参考:全国銀行協会「「中小企業の事業再生等に関するガイドライン」の策定について(中小企業の事業再生等に関する研究会)」
(4) 特定調停手続
簡易裁判所で実施される調停手続です。小規模事業者が対象となることが多く、弁護士が主導して金融機関との調整を進めます。
(5) 地域経済活性化支援機構(REVIC)
地域の中堅・中小企業の経営基盤を改善するための支援を行います。最近では、新型コロナウイルスの影響を受けた企業への再生支援にも対応しています。
参考:地域経済活性化支援機構「3分でわかるREVICガイド」
2. 純粋私的整理
準則がない場合でも、債権者と債務者が協議により再建方法を決定する手続です。小規模事業者向けに弁護士が主導して協議を進めることが多く、コストを抑えられる点が特徴です。
3. 第二会社方式
債務者企業が新会社を設立し、その会社に事業すべてを譲渡することで金融負債のない新会社で、事業を再出発させる方法です。この手続により、実質的に債務免除と同様の効果が得られます。

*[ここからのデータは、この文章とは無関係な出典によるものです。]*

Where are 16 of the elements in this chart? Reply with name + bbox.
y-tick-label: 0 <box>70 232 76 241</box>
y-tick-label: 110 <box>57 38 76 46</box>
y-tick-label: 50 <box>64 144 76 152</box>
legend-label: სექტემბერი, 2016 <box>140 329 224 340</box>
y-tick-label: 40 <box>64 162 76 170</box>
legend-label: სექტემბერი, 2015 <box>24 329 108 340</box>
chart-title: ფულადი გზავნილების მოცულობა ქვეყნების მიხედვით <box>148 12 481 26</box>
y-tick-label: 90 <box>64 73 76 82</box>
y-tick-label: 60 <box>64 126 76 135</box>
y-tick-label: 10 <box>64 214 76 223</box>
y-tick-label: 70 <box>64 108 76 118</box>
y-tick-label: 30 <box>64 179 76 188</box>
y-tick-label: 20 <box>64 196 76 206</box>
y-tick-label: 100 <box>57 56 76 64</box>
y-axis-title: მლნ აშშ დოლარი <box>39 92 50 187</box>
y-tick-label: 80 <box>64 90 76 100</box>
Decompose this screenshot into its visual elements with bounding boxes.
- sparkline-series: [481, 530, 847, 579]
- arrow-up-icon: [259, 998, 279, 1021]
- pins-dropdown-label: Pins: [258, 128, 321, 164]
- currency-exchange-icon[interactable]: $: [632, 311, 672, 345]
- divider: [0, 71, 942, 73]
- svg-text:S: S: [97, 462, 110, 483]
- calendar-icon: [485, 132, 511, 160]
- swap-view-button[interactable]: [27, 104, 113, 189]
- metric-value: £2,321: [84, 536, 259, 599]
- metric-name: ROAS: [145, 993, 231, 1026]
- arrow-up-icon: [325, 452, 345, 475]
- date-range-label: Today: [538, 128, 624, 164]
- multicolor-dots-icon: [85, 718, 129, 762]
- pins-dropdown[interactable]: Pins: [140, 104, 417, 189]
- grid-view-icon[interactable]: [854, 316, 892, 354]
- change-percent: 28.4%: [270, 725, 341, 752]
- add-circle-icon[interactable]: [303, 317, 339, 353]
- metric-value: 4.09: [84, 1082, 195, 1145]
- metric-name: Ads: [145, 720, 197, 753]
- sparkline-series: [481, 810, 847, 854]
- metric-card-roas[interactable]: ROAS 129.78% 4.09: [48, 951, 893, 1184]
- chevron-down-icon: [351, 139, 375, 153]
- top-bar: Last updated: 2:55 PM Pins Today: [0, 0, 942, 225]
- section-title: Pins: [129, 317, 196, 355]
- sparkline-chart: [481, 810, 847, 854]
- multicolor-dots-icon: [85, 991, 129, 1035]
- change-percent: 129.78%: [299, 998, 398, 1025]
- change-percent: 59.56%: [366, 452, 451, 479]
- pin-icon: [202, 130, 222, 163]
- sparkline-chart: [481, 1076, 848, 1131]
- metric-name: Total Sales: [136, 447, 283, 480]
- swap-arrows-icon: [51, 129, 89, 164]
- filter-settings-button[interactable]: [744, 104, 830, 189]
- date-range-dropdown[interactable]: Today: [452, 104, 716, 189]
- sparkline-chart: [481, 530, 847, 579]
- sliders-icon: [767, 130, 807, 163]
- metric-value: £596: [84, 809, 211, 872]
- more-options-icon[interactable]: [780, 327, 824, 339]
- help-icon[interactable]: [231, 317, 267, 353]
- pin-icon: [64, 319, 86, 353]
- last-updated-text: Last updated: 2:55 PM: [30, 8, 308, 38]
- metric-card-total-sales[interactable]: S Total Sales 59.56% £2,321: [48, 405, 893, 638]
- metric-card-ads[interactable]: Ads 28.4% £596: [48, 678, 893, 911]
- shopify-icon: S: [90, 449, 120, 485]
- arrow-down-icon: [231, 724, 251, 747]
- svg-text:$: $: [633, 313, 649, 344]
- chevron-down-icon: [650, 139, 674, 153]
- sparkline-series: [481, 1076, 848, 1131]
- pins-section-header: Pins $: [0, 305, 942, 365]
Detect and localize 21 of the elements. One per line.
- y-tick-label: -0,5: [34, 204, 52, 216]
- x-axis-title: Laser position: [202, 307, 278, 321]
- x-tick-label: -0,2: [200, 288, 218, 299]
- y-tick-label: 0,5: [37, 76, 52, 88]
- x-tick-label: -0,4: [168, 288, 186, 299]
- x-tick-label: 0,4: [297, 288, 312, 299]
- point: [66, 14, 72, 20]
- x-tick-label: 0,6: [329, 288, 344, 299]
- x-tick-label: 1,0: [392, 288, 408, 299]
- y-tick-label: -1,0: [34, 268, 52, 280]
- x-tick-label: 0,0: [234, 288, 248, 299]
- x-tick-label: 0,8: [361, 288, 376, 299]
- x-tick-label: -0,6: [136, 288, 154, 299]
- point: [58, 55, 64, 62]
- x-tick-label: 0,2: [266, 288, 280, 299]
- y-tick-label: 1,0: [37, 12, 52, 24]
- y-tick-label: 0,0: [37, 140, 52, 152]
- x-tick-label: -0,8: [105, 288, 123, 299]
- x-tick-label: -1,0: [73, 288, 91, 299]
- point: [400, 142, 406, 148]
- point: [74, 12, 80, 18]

事業譲渡においては適正な代金が新会社から債務者会社に支払われる必要があります。とはいえ、新会社にはそのような資力はないため、融資を受けるか、スポンサーから金融支援を受ける、または事業収益から分割で返済することになります。
金融機関においては、上記事業譲渡対価が、その時点の事業価値として妥当性があるか等をチェックします。もともとの債務者会社は譲渡が終わったら清算します。